Wie schützt sich Deutschland vor der Schweinegrippe? Experten haben einen nationalen Pandemieplan entwickelt - doch es gibt eine gefährliche Schwachstelle. stern.de erklärt, mit wie vielen Toten die Behörden rechnen und welche Menschen bevorzugt behandelt werden. Von Sönke Wiese

Arbeit im Hochsicherheitslabor: Wie gut ist Deutschland auf die Schweinegrippe vorbereitet?© Bernd Kammerer/AP
Schon lange sind sich Experten sicher: Eine weltweite Pandemie eines mutierten Influenza-Virus ist nur eine Frage der Zeit. So rief die Weltgesundheitsorganisation (WHO) 1999 alle Staaten dazu auf, Krisenpläne für diesen Fall zu entwickeln und zentrale Fragen zu beantworten: Wo lagern die Impfstoffe? Welche Bevölkerungsgruppen werden als erste behandelt? Wann gibt es Reiseverbote?
Trotz der WHO-Empfehlung ließ sich Deutschland lange Zeit: Erst 2005 war der nationale Notfallplan fertig, den das Robert-Koch-Institut entwickelt hat - offenbar gerade noch rechtzeitig, wie sich jetzt zeigt.
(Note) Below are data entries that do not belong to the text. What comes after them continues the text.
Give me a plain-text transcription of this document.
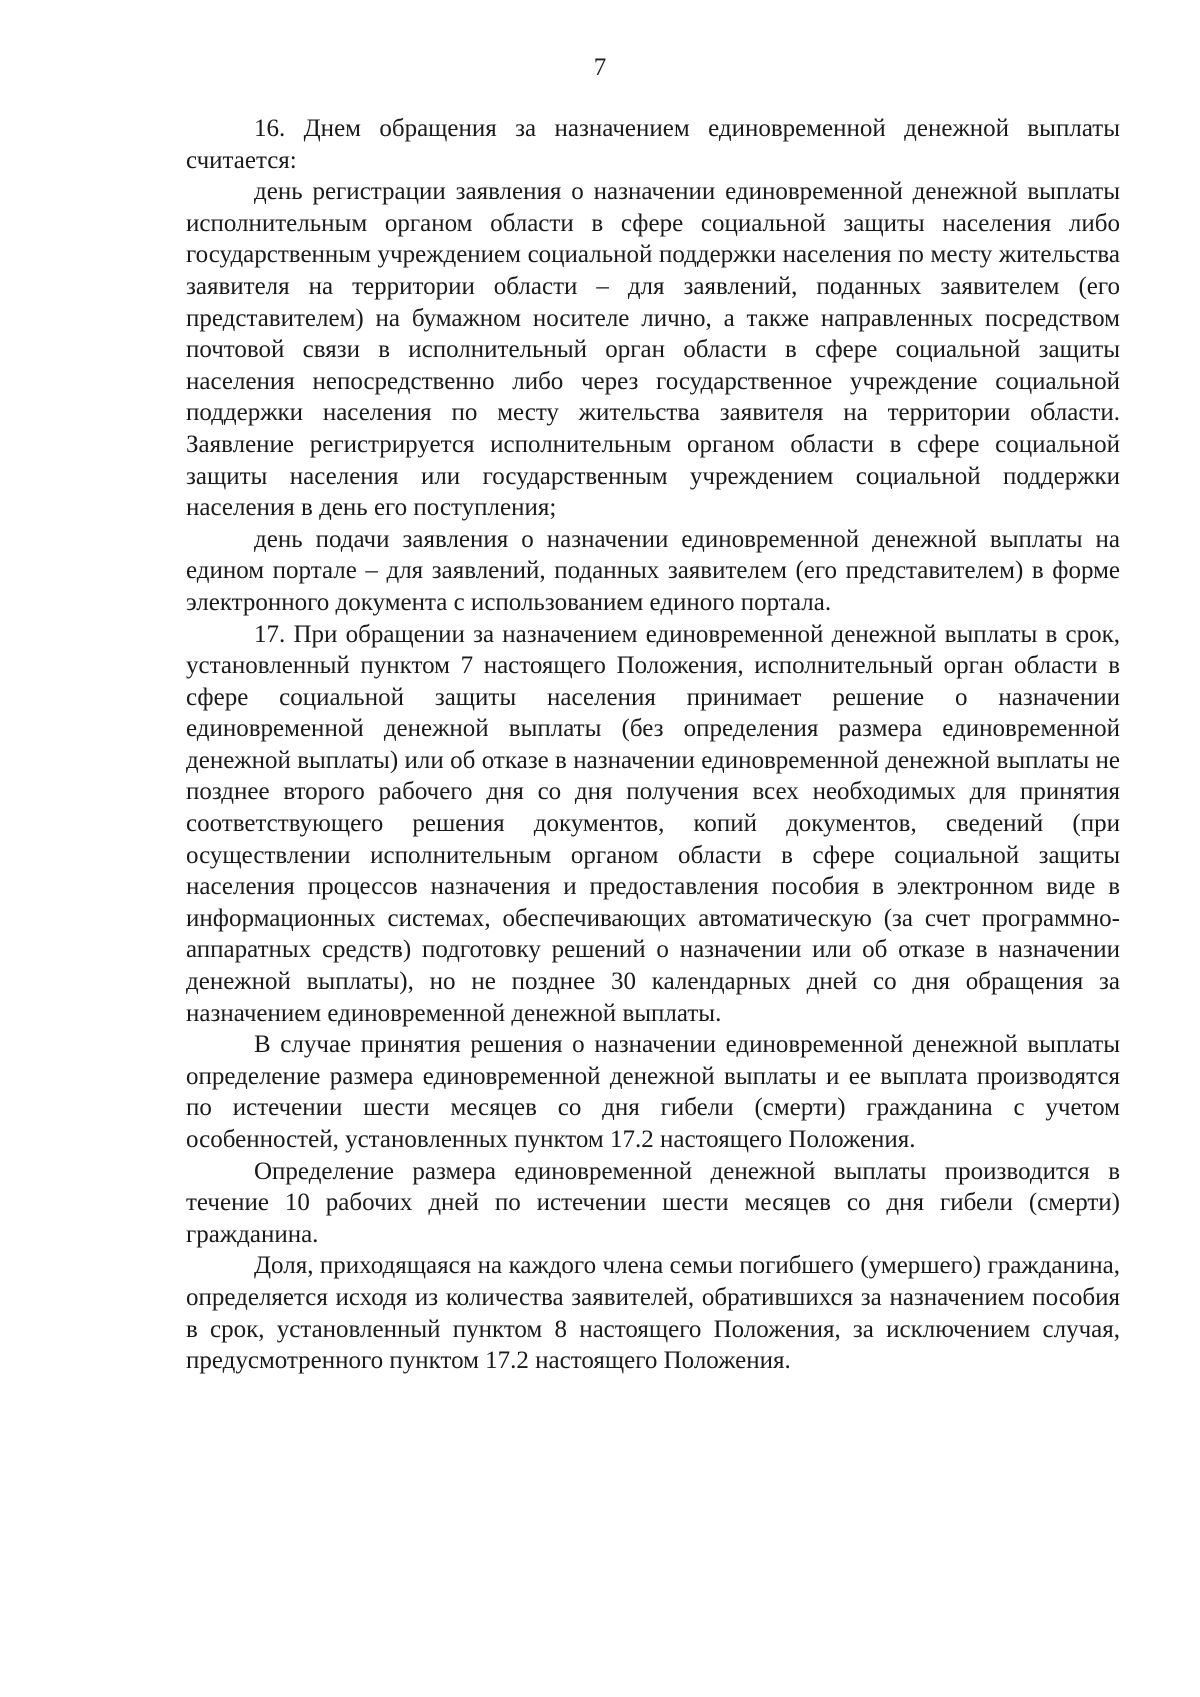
7

16. Днем обращения за назначением единовременной денежной выплаты считается:

день регистрации заявления о назначении единовременной денежной выплаты исполнительным органом области в сфере социальной защиты населения либо государственным учреждением социальной поддержки населения по месту жительства заявителя на территории области – для заявлений, поданных заявителем (его представителем) на бумажном носителе лично, а также направленных посредством почтовой связи в исполнительный орган области в сфере социальной защиты населения непосредственно либо через государственное учреждение социальной поддержки населения по месту жительства заявителя на территории области. Заявление регистрируется исполнительным органом области в сфере социальной защиты населения или государственным учреждением социальной поддержки населения в день его поступления;

день подачи заявления о назначении единовременной денежной выплаты на едином портале – для заявлений, поданных заявителем (его представителем) в форме электронного документа с использованием единого портала.

17. При обращении за назначением единовременной денежной выплаты в срок, установленный пунктом 7 настоящего Положения, исполнительный орган области в сфере социальной защиты населения принимает решение о назначении единовременной денежной выплаты (без определения размера единовременной денежной выплаты) или об отказе в назначении единовременной денежной выплаты не позднее второго рабочего дня со дня получения всех необходимых для принятия соответствующего решения документов, копий документов, сведений (при осуществлении исполнительным органом области в сфере социальной защиты населения процессов назначения и предоставления пособия в электронном виде в информационных системах, обеспечивающих автоматическую (за счет программно-аппаратных средств) подготовку решений о назначении или об отказе в назначении денежной выплаты), но не позднее 30 календарных дней со дня обращения за назначением единовременной денежной выплаты.

В случае принятия решения о назначении единовременной денежной выплаты определение размера единовременной денежной выплаты и ее выплата производятся по истечении шести месяцев со дня гибели (смерти) гражданина с учетом особенностей, установленных пунктом 17.2 настоящего Положения.

Определение размера единовременной денежной выплаты производится в течение 10 рабочих дней по истечении шести месяцев со дня гибели (смерти) гражданина.

Доля, приходящаяся на каждого члена семьи погибшего (умершего) гражданина, определяется исходя из количества заявителей, обратившихся за назначением пособия в срок, установленный пунктом 8 настоящего Положения, за исключением случая, предусмотренного пунктом 17.2 настоящего Положения.
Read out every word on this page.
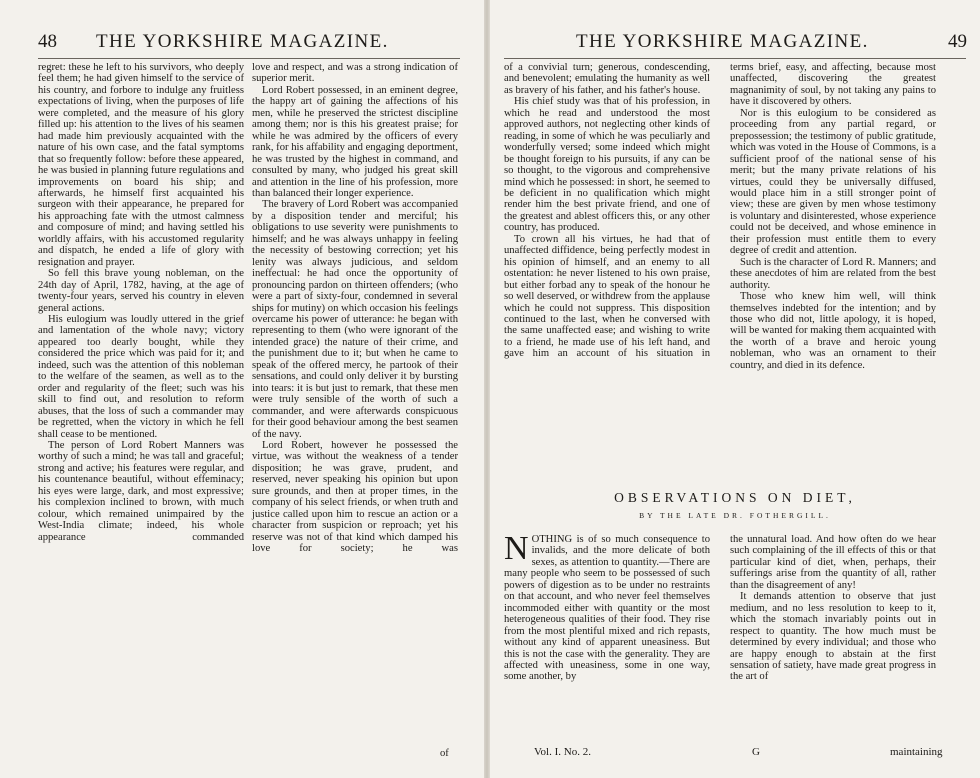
48 THE YORKSHIRE MAGAZINE.

regret: these he left to his survivors, who deeply feel them; he had given himself to the service of his country, and forbore to indulge any fruitless expectations of living, when the purposes of life were completed, and the measure of his glory filled up: his attention to the lives of his seamen had made him previously acquainted with the nature of his own case, and the fatal symptoms that so frequently follow: before these appeared, he was busied in planning future regulations and improvements on board his ship; and afterwards, he himself first acquainted his surgeon with their appearance, he prepared for his approaching fate with the utmost calmness and composure of mind; and having settled his worldly affairs, with his accustomed regularity and dispatch, he ended a life of glory with resignation and prayer.

So fell this brave young nobleman, on the 24th day of April, 1782, having, at the age of twenty-four years, served his country in eleven general actions.

His eulogium was loudly uttered in the grief and lamentation of the whole navy; victory appeared too dearly bought, while they considered the price which was paid for it; and indeed, such was the attention of this nobleman to the welfare of the seamen, as well as to the order and regularity of the fleet; such was his skill to find out, and resolution to reform abuses, that the loss of such a commander may be regretted, when the victory in which he fell shall cease to be mentioned.

The person of Lord Robert Manners was worthy of such a mind; he was tall and graceful; strong and active; his features were regular, and his countenance beautiful, without effeminacy; his eyes were large, dark, and most expressive; his complexion inclined to brown, with much colour, which remained unimpaired by the West-India climate; indeed, his whole appearance commanded

love and respect, and was a strong indication of superior merit.

Lord Robert possessed, in an eminent degree, the happy art of gaining the affections of his men, while he preserved the strictest discipline among them; nor is this his greatest praise; for while he was admired by the officers of every rank, for his affability and engaging deportment, he was trusted by the highest in command, and consulted by many, who judged his great skill and attention in the line of his profession, more than balanced their longer experience.

The bravery of Lord Robert was accompanied by a disposition tender and merciful; his obligations to use severity were punishments to himself; and he was always unhappy in feeling the necessity of bestowing correction; yet his lenity was always judicious, and seldom ineffectual: he had once the opportunity of pronouncing pardon on thirteen offenders; (who were a part of sixty-four, condemned in several ships for mutiny) on which occasion his feelings overcame his power of utterance: he began with representing to them (who were ignorant of the intended grace) the nature of their crime, and the punishment due to it; but when he came to speak of the offered mercy, he partook of their sensations, and could only deliver it by bursting into tears: it is but just to remark, that these men were truly sensible of the worth of such a commander, and were afterwards conspicuous for their good behaviour among the best seamen of the navy.

Lord Robert, however he possessed the virtue, was without the weakness of a tender disposition; he was grave, prudent, and reserved, never speaking his opinion but upon sure grounds, and then at proper times, in the company of his select friends, or when truth and justice called upon him to rescue an action or a character from suspicion or reproach; yet his reserve was not of that kind which damped his love for society; he was

of
THE YORKSHIRE MAGAZINE.	49

of a convivial turn; generous, condescending, and benevolent; emulating the humanity as well as bravery of his father, and his father's house.

His chief study was that of his profession, in which he read and understood the most approved authors, not neglecting other kinds of reading, in some of which he was peculiarly and wonderfully versed; some indeed which might be thought foreign to his pursuits, if any can be so thought, to the vigorous and comprehensive mind which he possessed: in short, he seemed to be deficient in no qualification which might render him the best private friend, and one of the greatest and ablest officers this, or any other country, has produced.

To crown all his virtues, he had that of unaffected diffidence, being perfectly modest in his opinion of himself, and an enemy to all ostentation: he never listened to his own praise, but either forbad any to speak of the honour he so well deserved, or withdrew from the applause which he could not suppress. This disposition continued to the last, when he conversed with the same unaffected ease; and wishing to write to a friend, he made use of his left hand, and gave him an account of his situation in

terms brief, easy, and affecting, because most unaffected, discovering the greatest magnanimity of soul, by not taking any pains to have it discovered by others.

Nor is this eulogium to be considered as proceeding from any partial regard, or prepossession; the testimony of public gratitude, which was voted in the House of Commons, is a sufficient proof of the national sense of his merit; but the many private relations of his virtues, could they be universally diffused, would place him in a still stronger point of view; these are given by men whose testimony is voluntary and disinterested, whose experience could not be deceived, and whose eminence in their profession must entitle them to every degree of credit and attention.

Such is the character of Lord R. Manners; and these anecdotes of him are related from the best authority.

Those who knew him well, will think themselves indebted for the intention; and by those who did not, little apology, it is hoped, will be wanted for making them acquainted with the worth of a brave and heroic young nobleman, who was an ornament to their country, and died in its defence.

OBSERVATIONS ON DIET,
BY THE LATE DR. FOTHERGILL.

NOTHING is of so much consequence to invalids, and the more delicate of both sexes, as attention to quantity.—There are many people who seem to be possessed of such powers of digestion as to be under no restraints on that account, and who never feel themselves incommoded either with quantity or the most heterogeneous qualities of their food. They rise from the most plentiful mixed and rich repasts, without any kind of apparent uneasiness. But this is not the case with the generality. They are affected with uneasiness, some in one way, some another, by

the unnatural load. And how often do we hear such complaining of the ill effects of this or that particular kind of diet, when, perhaps, their sufferings arise from the quantity of all, rather than the disagreement of any!

It demands attention to observe that just medium, and no less resolution to keep to it, which the stomach invariably points out in respect to quantity. The how much must be determined by every individual; and those who are happy enough to abstain at the first sensation of satiety, have made great progress in the art of

Vol. I. No. 2.	G	maintaining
Doch das System hat eine entscheidende Schwachstelle: Zuständig ist prinzipiell gar nicht der Bund, der Bereich Gesundheit ist Ländersache. So haben die Bundesländer eigene Krisenpläne erarbeitet. Und die haben so unterschiedliche Vorsorge-Maßnahmen getroffen, dass unklar ist, ob die Koordination im Krisenfall klappt.
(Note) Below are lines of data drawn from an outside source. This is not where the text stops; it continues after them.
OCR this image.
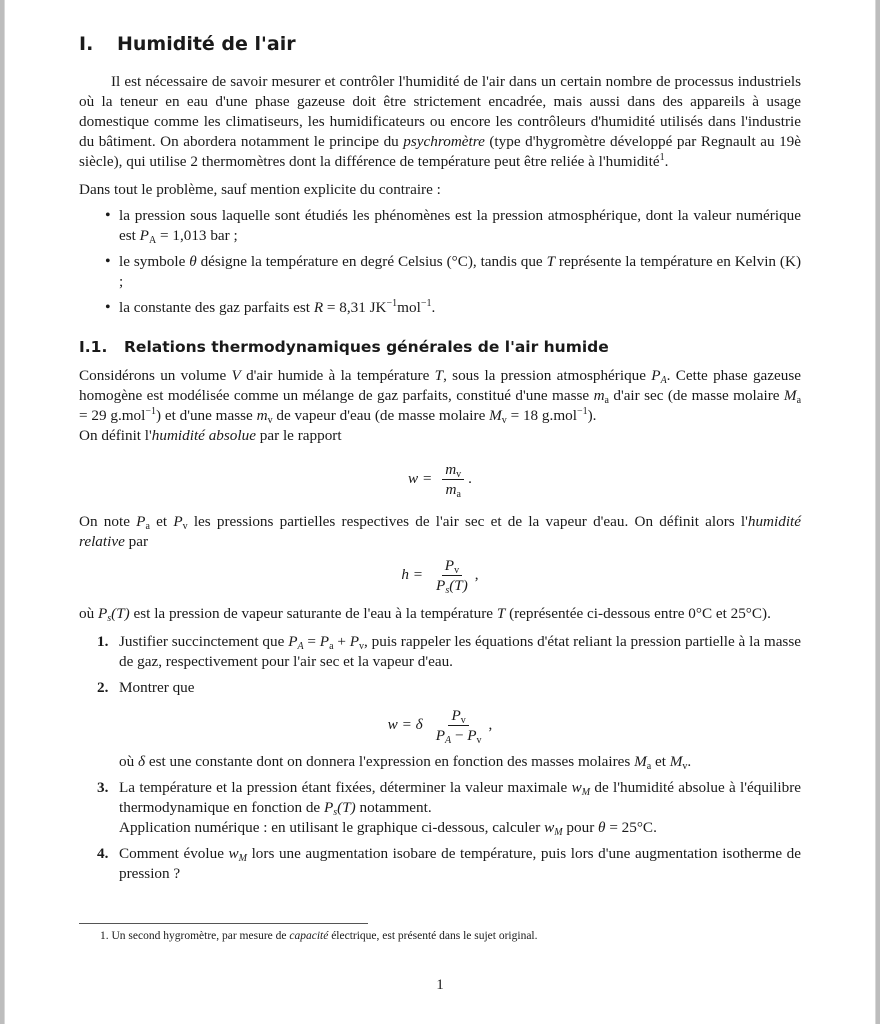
I. Humidité de l'air

Il est nécessaire de savoir mesurer et contrôler l'humidité de l'air dans un certain nombre de processus industriels où la teneur en eau d'une phase gazeuse doit être strictement encadrée, mais aussi dans des appareils à usage domestique comme les climatiseurs, les humidificateurs ou encore les contrôleurs d'humidité utilisés dans l'industrie du bâtiment. On abordera notamment le principe du psychromètre (type d'hygromètre développé par Regnault au 19è siècle), qui utilise 2 thermomètres dont la différence de température peut être reliée à l'humidité$^1$.

Dans tout le problème, sauf mention explicite du contraire :

• la pression sous laquelle sont étudiés les phénomènes est la pression atmosphérique, dont la valeur numérique est $P_A = 1,013$ bar ;
• le symbole θ désigne la température en degré Celsius (°C), tandis que T représente la température en Kelvin (K) ;
• la constante des gaz parfaits est R = 8,31 $JK^{-1}mol^{-1}$.
I.1. Relations thermodynamiques générales de l'air humide

Considérons un volume V d'air humide à la température T, sous la pression atmosphérique $P_A$. Cette phase gazeuse homogène est modélisée comme un mélange de gaz parfaits, constitué d'une masse $m_a$ d'air sec (de masse molaire $M_a = 29$ g.mol$^{-1}$) et d'une masse $m_v$ de vapeur d'eau (de masse molaire $M_v = 18$ g.mol$^{-1}$).

On définit l'humidité absolue par le rapport

$w = \frac{m_v}{m_a}$ .

On note $P_a$ et $P_v$ les pressions partielles respectives de l'air sec et de la vapeur d'eau. On définit alors l'humidité relative par

$h = \frac{P_v}{P_s(T)}$ ,

où $P_s(T)$ est la pression de vapeur saturante de l'eau à la température T (représentée ci-dessous entre 0°C et 25°C).

1. Justifier succinctement que $P_A = P_a + P_v$, puis rappeler les équations d'état reliant la pression partielle à la masse de gaz, respectivement pour l'air sec et la vapeur d'eau.
2. Montrer que
w = δ $\frac{P_v}{P_A - P_v}$ ,
où δ est une constante dont on donnera l'expression en fonction des masses molaires $M_a$ et $M_v$.
3. La température et la pression étant fixées, déterminer la valeur maximale $w_M$ de l'humidité absolue à l'équilibre thermodynamique en fonction de $P_s(T)$ notamment.
Application numérique : en utilisant le graphique ci-dessous, calculer $w_M$ pour θ = 25°C.
4. Comment évolue $w_M$ lors une augmentation isobare de température, puis lors d'une augmentation isotherme de pression ?
1. Un second hygromètre, par mesure de capacité électrique, est présenté dans le sujet original.
1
Beispielsweise hält Nordrhein-Westfalen nach eigenen Angaben antivirale Medikamente für 30 Prozent seiner Bevölkerung bereit - Mecklenburg-Vorpommern jedoch nur für rund 11 Prozent. Unklar ist, ob bei Engpässen das eine Bundesland dem anderen aushelfen wird - die gesetzlichen Vorgaben sind vage. Vorgesehen sind nach dem nationalen Krisenplan Mittel für 20 Prozent der Menschen.
Auch bei medizinischem Gerät, Fachpersonal und Notbetten in Krankenhäusern sind die Bundesländer unterschiedlich gut vorbereitet. Wer soll wem im akuten Notfall aushelfen? Ist auf die Angaben über verfügbare Ressourcen Verlass? Ebenso können die kommunalen Behörden entscheiden, wann sie verstärkte Kontrollen beispielsweise an Flughäfen durchführen. Aber die Anordnung für erhöhte Wachsamkeit am Airport Köln/Bonn nützt wenig, wenn die Frankfurter Kollegen nicht ebenso aufmerksam sind - im Zweifel dringt das Virus über Hessen in Deutschland ein.
Experten mahnen eine Vereinheitlichung der Pläne und nationale Koordination an. Denn eines ist klar: Die Schweingrippe wird keine Rücksicht auf das föderalistische System Deutschlands nehmen.